The re-statement of the rule announced by our Supreme Court in Kelley v. Kelley, 317 Ill. 104, 147 N.E. 659, is long overdue:
"The questions presented by this appeal are novel and a decision of them is bound to be far-reaching. Notwithstanding this, we have been compelled to make an independent search of the authorities and have not been aided by properly prepared briefs of counsel. Appellant has filed a brief citing an early case decided by this court where the only question involved was the modification of a decree in personam entered at a former term of court. The brief has not furnished us with any of the authorities from other jurisdictions which deal with the questions before us. Appellee has filed no brief at all. Rule 15 provides that each party shall file a printed brief in the cause. The brief of appellant should contain the points relied upon for a reversal and these points should be supported by authorities. If the question has been decided by this court it is not necessary to cite authorities from other jurisdictions, but if the question has not been decided by this court it is the duty of counsel for appellant to support his contentions by an authority from each jurisdiction that has decided it. Counsel for appellee took this case to the Appellate Court, and it was his duty to follow the case to this court and present the authorities relied upon to sustain his position. If the questions involved in a case are of sufficient importance to justify asking this court to decide them, they are worthy of the careful consideration of counsel presenting them. If the case is not properly presented and the court is not given the benefit of precedents there is danger of a decision being rendered that will not be in harmony with the weight of authority. It is the duty of attorneys practicing in this court to present to the court the authorities supporting their views and to assist the court in reaching a correct conclusion."
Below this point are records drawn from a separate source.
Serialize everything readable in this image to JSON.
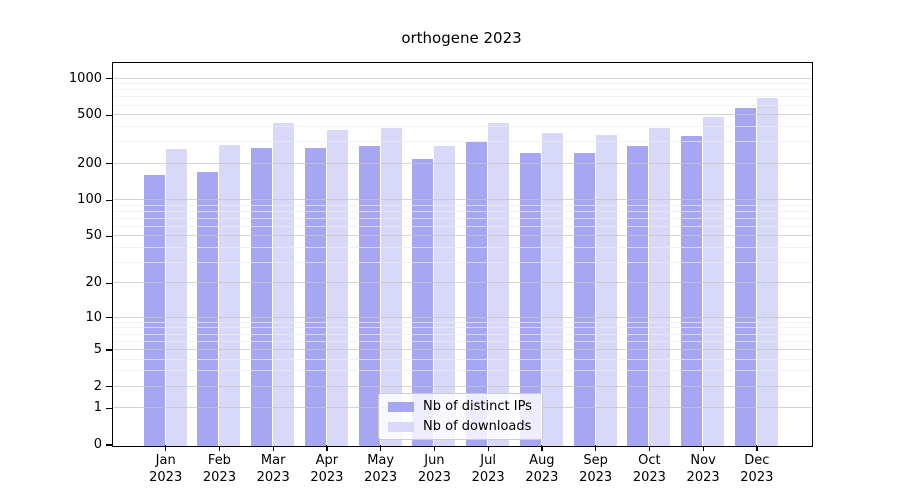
{
  "title": "orthogene 2023",
  "chart_data": {
    "type": "bar",
    "title": "orthogene 2023",
    "scale": "log1p",
    "grid": "on",
    "legend_position": "bottom-center",
    "categories": [
      "Jan\n2023",
      "Feb\n2023",
      "Mar\n2023",
      "Apr\n2023",
      "May\n2023",
      "Jun\n2023",
      "Jul\n2023",
      "Aug\n2023",
      "Sep\n2023",
      "Oct\n2023",
      "Nov\n2023",
      "Dec\n2023"
    ],
    "series": [
      {
        "name": "Nb of distinct IPs",
        "color": "#a6a6f3",
        "values": [
          163,
          173,
          274,
          274,
          280,
          220,
          305,
          246,
          248,
          283,
          342,
          582
        ]
      },
      {
        "name": "Nb of downloads",
        "color": "#d8d8f8",
        "values": [
          267,
          285,
          438,
          383,
          393,
          284,
          432,
          360,
          347,
          395,
          488,
          700
        ]
      }
    ],
    "y_ticks": [
      0,
      1,
      2,
      5,
      10,
      20,
      50,
      100,
      200,
      500,
      1000
    ],
    "y_minor_ticks": [
      3,
      4,
      6,
      7,
      8,
      9,
      30,
      40,
      60,
      70,
      80,
      90,
      300,
      400,
      600,
      700,
      800,
      900
    ],
    "ylim": [
      0,
      1340
    ]
  }
}
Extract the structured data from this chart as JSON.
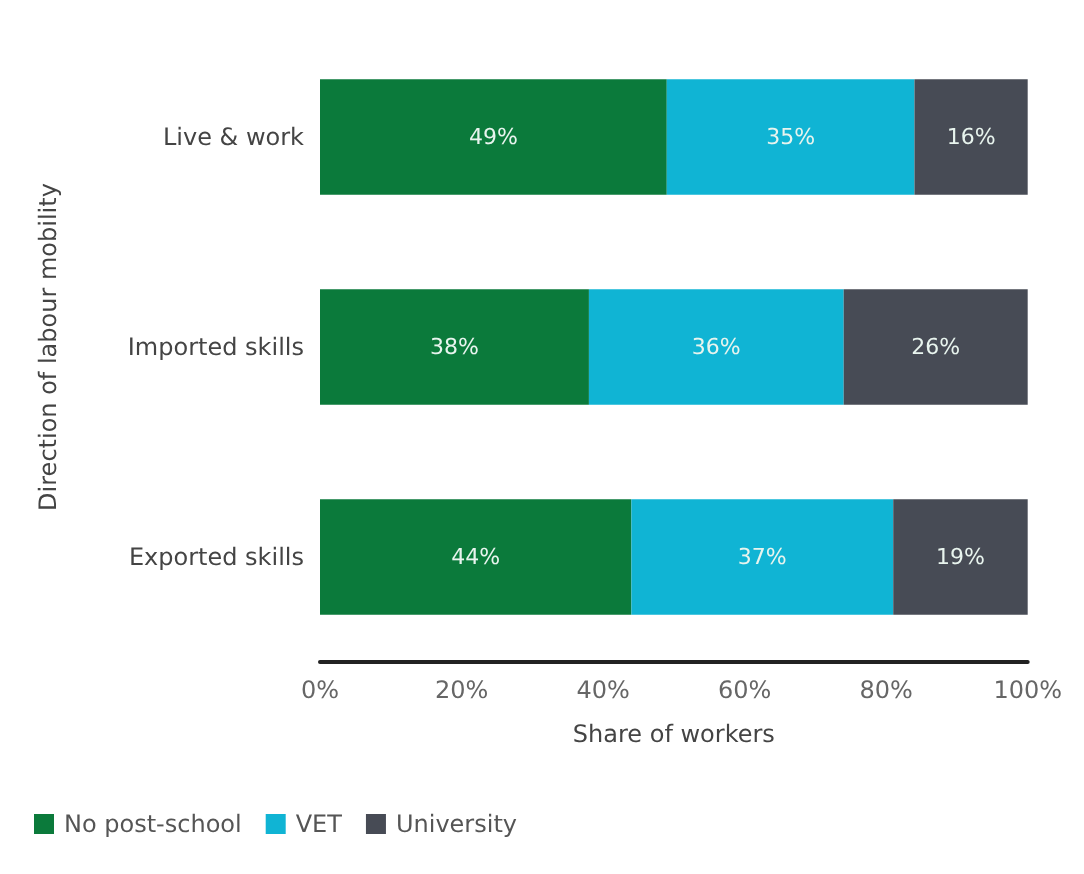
{
  "chart_data": {
    "type": "bar",
    "orientation": "horizontal",
    "stacked": true,
    "xlabel": "Share of workers",
    "ylabel": "Direction of labour mobility",
    "categories": [
      "Live & work",
      "Imported skills",
      "Exported skills"
    ],
    "series": [
      {
        "name": "No post-school",
        "color": "#0b7a3b",
        "values": [
          49,
          38,
          44
        ],
        "value_labels": [
          "49%",
          "38%",
          "44%"
        ]
      },
      {
        "name": "VET",
        "color": "#10b4d4",
        "values": [
          35,
          36,
          37
        ],
        "value_labels": [
          "35%",
          "36%",
          "37%"
        ]
      },
      {
        "name": "University",
        "color": "#474b55",
        "values": [
          16,
          26,
          19
        ],
        "value_labels": [
          "16%",
          "26%",
          "19%"
        ]
      }
    ],
    "xlim": [
      0,
      100
    ],
    "xticks": [
      {
        "value": 0,
        "label": "0%"
      },
      {
        "value": 20,
        "label": "20%"
      },
      {
        "value": 40,
        "label": "40%"
      },
      {
        "value": 60,
        "label": "60%"
      },
      {
        "value": 80,
        "label": "80%"
      },
      {
        "value": 100,
        "label": "100%"
      }
    ],
    "grid": false,
    "legend": "bottom left"
  }
}
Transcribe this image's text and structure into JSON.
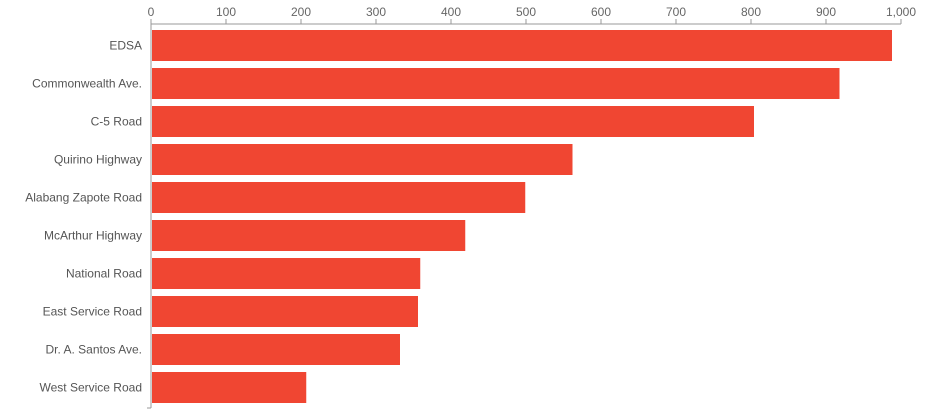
{
  "chart_data": {
    "type": "bar",
    "orientation": "horizontal",
    "categories": [
      "EDSA",
      "Commonwealth Ave.",
      "C-5 Road",
      "Quirino Highway",
      "Alabang Zapote Road",
      "McArthur Highway",
      "National Road",
      "East Service Road",
      "Dr. A. Santos Ave.",
      "West Service Road"
    ],
    "values": [
      988,
      918,
      804,
      562,
      499,
      419,
      359,
      356,
      332,
      207
    ],
    "xlim": [
      0,
      1000
    ],
    "xticks": [
      0,
      100,
      200,
      300,
      400,
      500,
      600,
      700,
      800,
      900,
      1000
    ],
    "xtick_labels": [
      "0",
      "100",
      "200",
      "300",
      "400",
      "500",
      "600",
      "700",
      "800",
      "900",
      "1,000"
    ],
    "axis_position": "top",
    "grid": false,
    "legend": "none",
    "bar_color": "#f04632",
    "axis_color": "#999999"
  }
}
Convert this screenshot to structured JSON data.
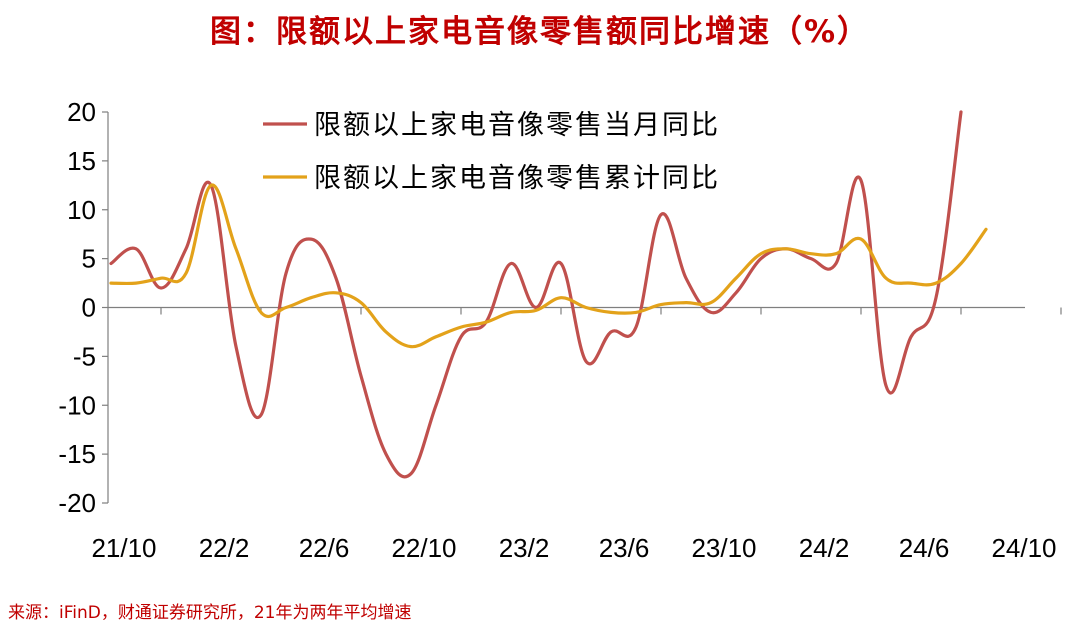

• 2-4 It is difficult to say at what point a presentation to the Appellate Court is so inadequate in its compliance with the rules and the law as not to justify consideration of the parties' position, but it is clear that in this cause it is under the minimum. With respect to the preparation of a brief, the rule requiring Points and Authorities and the Argument of these points and the citation of authorities is as significant to attaining justice as is any other rule governing the filing and presentation of an appeal. Reviewing courts are entitled to have the issues clearly defined, to be cited pertinent authorities and are not a depository in which an appellant is to dump the entire matter of pleadings, court action, argument and research as it were, upon the court.
EBERSPACHER, P.J., and CREBS, J., concur.